How to Make Espresso Coffee

There are four main steps in making a great coffee: the grind, the pour/extraction, texturing/heating the milk, and then pouring the milk.

The grind is the first step a lot of people fall over. Many have the grind level set by the coffee company or service man, then never adjust it.

The grind needs to be set every day, since the weather (e.g. humidity) can have an effect on the grind. A good barista will check the grind each morning by making a few coffees before the store opens and adjusting the grinder accordingly. Throughout the day, the barista will continue to make minor adjustments. I will go into more detail soon.

Now the pour partly depends on the grind and the “tamp.” Most machines are automatic these days, so the size of the shot of coffee should be already set and therefore will not be a variable at this stage. Now you want to end up with a beautiful golden even-looking crema, the golden-brownish foam that covers a freshly-brewed cup of espresso, created by the high pressure of the water being forced through the coffee grounds.

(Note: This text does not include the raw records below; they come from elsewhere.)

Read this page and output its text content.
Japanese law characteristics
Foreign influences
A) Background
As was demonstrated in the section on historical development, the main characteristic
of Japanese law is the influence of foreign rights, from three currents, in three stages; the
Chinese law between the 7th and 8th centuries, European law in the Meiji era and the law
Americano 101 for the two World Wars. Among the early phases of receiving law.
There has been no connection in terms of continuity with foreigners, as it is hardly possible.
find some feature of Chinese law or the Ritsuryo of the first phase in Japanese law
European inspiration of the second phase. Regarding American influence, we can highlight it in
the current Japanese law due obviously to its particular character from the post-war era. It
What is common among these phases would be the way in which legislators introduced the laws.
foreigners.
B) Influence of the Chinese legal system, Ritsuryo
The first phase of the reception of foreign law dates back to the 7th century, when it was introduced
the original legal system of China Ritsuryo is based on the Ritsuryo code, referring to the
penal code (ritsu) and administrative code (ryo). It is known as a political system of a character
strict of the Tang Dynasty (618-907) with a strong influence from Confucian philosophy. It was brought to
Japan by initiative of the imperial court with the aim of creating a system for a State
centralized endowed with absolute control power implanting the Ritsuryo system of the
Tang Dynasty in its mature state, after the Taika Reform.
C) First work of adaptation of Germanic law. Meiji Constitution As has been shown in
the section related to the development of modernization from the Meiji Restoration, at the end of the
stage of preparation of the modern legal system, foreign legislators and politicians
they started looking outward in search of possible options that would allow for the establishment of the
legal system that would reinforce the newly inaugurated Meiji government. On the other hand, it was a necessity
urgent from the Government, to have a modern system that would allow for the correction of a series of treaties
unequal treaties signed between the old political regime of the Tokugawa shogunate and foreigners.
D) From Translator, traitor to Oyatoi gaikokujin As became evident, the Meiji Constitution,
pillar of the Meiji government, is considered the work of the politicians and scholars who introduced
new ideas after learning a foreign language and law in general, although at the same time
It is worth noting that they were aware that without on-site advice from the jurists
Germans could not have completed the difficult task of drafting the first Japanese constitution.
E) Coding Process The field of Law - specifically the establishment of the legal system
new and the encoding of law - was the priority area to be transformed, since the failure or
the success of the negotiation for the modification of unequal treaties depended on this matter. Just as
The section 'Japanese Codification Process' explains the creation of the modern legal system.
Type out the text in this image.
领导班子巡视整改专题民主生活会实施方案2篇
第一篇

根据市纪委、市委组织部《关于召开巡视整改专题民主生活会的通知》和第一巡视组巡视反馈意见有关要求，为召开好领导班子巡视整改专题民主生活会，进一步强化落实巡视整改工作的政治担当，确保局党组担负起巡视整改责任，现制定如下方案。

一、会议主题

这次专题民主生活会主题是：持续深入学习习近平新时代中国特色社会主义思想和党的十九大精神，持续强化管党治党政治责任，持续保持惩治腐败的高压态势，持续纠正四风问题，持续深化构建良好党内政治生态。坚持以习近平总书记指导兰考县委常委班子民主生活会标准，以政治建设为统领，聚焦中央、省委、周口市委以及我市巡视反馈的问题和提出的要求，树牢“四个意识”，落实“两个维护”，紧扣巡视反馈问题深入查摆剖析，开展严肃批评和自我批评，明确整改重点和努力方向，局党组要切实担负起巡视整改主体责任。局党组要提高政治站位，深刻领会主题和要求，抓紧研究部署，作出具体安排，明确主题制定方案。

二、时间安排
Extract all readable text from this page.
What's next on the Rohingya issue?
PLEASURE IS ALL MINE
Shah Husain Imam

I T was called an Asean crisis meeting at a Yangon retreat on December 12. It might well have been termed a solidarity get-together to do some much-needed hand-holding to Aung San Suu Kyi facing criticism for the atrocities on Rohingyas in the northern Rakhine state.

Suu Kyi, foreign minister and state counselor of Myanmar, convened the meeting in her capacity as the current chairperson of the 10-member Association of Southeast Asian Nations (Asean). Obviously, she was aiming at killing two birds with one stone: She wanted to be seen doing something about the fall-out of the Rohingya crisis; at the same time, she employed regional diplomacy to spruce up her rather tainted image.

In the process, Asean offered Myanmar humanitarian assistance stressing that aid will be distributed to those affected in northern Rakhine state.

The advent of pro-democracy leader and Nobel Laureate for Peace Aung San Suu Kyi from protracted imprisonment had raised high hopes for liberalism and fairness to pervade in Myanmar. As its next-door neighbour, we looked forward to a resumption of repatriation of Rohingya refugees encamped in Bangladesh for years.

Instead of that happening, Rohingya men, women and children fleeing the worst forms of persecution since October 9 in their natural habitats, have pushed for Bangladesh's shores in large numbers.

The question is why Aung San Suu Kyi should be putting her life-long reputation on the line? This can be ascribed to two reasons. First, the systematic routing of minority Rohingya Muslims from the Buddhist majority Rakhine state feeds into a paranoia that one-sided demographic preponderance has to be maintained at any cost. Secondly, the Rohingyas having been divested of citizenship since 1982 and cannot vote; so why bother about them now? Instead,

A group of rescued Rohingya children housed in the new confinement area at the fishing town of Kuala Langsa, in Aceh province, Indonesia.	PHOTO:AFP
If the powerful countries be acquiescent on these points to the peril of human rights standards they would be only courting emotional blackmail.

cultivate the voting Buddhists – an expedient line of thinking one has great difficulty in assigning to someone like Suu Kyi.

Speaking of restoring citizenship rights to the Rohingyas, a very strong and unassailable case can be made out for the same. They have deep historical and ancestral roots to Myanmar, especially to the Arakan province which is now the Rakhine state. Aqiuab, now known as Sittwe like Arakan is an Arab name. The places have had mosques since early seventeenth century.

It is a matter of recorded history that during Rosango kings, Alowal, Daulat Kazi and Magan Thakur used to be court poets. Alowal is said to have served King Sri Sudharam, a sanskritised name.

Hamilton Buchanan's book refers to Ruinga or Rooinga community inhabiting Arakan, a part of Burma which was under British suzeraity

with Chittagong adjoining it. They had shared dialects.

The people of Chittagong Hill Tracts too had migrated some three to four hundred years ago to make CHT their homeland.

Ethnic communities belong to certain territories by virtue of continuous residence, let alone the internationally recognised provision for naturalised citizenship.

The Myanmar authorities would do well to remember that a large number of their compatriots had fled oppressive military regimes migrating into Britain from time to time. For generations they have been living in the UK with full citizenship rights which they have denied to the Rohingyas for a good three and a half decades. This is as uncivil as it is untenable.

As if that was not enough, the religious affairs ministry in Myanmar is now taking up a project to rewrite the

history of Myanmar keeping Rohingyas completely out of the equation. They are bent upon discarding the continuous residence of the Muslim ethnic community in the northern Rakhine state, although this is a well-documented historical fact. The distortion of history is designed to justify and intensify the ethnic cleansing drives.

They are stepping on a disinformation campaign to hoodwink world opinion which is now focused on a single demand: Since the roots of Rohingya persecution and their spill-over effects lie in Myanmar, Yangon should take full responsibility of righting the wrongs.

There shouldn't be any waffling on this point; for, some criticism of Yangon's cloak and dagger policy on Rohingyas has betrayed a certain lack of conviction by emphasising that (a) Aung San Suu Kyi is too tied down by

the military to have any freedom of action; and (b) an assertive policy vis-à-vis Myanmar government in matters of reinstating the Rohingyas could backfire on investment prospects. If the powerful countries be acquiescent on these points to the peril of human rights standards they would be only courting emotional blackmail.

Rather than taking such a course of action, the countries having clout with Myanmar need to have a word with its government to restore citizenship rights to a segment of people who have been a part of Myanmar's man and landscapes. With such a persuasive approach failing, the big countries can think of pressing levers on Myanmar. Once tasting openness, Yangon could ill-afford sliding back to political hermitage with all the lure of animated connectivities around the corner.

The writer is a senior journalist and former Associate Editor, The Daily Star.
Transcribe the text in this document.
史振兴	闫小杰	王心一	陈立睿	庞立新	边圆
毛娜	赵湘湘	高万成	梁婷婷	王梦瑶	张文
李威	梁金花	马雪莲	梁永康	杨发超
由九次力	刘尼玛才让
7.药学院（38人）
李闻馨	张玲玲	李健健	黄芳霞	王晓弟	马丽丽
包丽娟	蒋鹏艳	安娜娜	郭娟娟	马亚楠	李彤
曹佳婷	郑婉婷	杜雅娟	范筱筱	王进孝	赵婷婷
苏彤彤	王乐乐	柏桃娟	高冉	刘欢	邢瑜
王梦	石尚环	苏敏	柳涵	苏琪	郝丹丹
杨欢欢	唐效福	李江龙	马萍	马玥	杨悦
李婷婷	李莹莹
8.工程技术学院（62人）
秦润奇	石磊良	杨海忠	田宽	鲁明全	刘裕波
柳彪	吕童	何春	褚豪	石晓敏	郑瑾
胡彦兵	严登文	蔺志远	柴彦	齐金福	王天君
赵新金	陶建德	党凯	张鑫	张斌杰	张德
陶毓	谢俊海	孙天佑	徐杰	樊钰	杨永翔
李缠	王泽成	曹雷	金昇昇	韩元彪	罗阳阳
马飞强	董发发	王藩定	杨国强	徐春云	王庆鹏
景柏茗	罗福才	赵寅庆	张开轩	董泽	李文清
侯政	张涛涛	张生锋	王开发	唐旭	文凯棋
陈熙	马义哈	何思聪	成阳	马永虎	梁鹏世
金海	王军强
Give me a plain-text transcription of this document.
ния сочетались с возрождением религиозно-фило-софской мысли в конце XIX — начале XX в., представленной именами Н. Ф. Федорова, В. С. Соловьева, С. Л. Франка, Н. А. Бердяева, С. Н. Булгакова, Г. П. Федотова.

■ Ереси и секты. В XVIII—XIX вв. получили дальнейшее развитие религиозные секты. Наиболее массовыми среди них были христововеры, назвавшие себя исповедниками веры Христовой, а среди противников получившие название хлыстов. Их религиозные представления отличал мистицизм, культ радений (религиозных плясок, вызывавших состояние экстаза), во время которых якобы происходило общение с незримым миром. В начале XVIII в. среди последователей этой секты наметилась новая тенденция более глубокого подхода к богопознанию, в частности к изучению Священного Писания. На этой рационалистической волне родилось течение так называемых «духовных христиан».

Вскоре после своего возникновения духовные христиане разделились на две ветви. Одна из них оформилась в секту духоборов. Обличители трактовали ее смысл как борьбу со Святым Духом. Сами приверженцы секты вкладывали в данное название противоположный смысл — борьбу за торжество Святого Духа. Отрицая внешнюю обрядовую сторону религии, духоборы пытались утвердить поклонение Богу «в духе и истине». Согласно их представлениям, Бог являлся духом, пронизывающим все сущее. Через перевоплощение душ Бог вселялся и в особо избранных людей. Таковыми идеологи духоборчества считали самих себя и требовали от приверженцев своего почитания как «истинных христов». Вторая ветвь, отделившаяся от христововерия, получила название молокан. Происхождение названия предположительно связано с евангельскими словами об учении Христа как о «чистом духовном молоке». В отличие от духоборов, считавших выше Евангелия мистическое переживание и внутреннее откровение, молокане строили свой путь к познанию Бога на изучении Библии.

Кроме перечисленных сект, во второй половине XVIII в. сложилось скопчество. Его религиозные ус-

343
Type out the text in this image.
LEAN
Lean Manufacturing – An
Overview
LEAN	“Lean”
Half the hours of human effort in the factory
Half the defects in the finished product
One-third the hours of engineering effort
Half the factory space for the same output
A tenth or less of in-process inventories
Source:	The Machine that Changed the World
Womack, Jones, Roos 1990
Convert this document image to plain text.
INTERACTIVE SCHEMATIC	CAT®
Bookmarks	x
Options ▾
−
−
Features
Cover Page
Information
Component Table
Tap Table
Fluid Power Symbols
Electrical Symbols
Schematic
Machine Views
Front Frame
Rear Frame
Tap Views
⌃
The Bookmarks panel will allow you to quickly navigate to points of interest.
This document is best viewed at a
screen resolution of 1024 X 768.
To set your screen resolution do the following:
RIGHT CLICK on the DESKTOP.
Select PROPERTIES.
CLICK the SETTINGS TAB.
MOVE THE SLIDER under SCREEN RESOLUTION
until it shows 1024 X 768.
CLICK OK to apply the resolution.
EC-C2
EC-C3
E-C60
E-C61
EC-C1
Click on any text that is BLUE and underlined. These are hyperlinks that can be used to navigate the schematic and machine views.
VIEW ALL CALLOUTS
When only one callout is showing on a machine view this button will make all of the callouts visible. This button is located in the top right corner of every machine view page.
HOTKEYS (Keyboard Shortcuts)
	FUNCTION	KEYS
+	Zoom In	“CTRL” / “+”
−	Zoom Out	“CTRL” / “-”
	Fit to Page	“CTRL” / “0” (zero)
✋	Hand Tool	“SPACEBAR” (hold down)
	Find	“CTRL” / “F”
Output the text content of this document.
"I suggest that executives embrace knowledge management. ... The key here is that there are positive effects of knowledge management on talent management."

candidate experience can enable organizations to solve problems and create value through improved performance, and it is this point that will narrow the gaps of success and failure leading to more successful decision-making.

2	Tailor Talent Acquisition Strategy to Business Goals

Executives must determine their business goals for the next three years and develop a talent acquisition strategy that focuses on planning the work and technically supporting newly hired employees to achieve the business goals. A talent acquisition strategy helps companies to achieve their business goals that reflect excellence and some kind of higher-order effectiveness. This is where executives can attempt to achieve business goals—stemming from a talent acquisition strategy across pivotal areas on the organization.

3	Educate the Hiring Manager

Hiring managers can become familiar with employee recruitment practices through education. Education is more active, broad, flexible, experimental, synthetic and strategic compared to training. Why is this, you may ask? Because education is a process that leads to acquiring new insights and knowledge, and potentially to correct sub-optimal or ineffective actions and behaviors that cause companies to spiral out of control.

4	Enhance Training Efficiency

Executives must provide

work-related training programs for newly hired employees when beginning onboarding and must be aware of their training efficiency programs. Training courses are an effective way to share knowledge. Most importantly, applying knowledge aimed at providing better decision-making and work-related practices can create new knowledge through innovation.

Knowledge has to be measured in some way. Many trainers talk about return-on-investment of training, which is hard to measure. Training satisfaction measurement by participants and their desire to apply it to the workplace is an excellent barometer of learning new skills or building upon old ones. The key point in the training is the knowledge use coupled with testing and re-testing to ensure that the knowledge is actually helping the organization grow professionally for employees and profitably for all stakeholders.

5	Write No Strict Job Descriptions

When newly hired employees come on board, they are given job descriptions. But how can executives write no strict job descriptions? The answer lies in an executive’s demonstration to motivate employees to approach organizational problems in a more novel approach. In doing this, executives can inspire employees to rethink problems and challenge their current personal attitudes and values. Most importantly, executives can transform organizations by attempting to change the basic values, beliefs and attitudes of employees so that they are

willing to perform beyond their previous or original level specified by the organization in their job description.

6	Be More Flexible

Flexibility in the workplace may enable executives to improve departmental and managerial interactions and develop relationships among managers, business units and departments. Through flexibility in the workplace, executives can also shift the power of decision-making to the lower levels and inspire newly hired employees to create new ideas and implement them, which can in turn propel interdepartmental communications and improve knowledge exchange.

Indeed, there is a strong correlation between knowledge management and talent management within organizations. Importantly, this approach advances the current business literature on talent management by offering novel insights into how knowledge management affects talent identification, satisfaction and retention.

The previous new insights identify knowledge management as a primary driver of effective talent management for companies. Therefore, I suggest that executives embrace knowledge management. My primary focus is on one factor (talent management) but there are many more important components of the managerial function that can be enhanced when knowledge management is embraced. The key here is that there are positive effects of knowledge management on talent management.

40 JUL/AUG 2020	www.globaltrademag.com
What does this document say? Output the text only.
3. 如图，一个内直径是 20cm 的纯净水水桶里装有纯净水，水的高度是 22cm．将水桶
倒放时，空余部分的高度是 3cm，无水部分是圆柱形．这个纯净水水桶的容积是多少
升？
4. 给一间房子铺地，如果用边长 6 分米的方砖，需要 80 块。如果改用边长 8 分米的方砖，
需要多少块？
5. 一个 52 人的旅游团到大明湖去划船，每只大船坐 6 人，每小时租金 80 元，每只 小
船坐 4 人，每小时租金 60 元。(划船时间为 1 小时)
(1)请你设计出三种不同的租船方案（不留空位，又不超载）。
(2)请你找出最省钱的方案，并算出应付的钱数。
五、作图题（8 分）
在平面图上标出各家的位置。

If your coffee does not have this golden crema on top, you need to start again, as your coffee will not be nice at all—it will be either bitter or weak. Again we will go into more detail in the next section.

The milk needs to be smooth, silky, and not too hot. Like the grind, this is a step that many people fall over. They end up with a airy bubbly mess of boiling-hot tasteless milk that ruins the coffee.

Each of these steps is just as important as the other, and all need to be perfected to make a truly great coffee: the kind of coffee that you will come back time and time again to experience.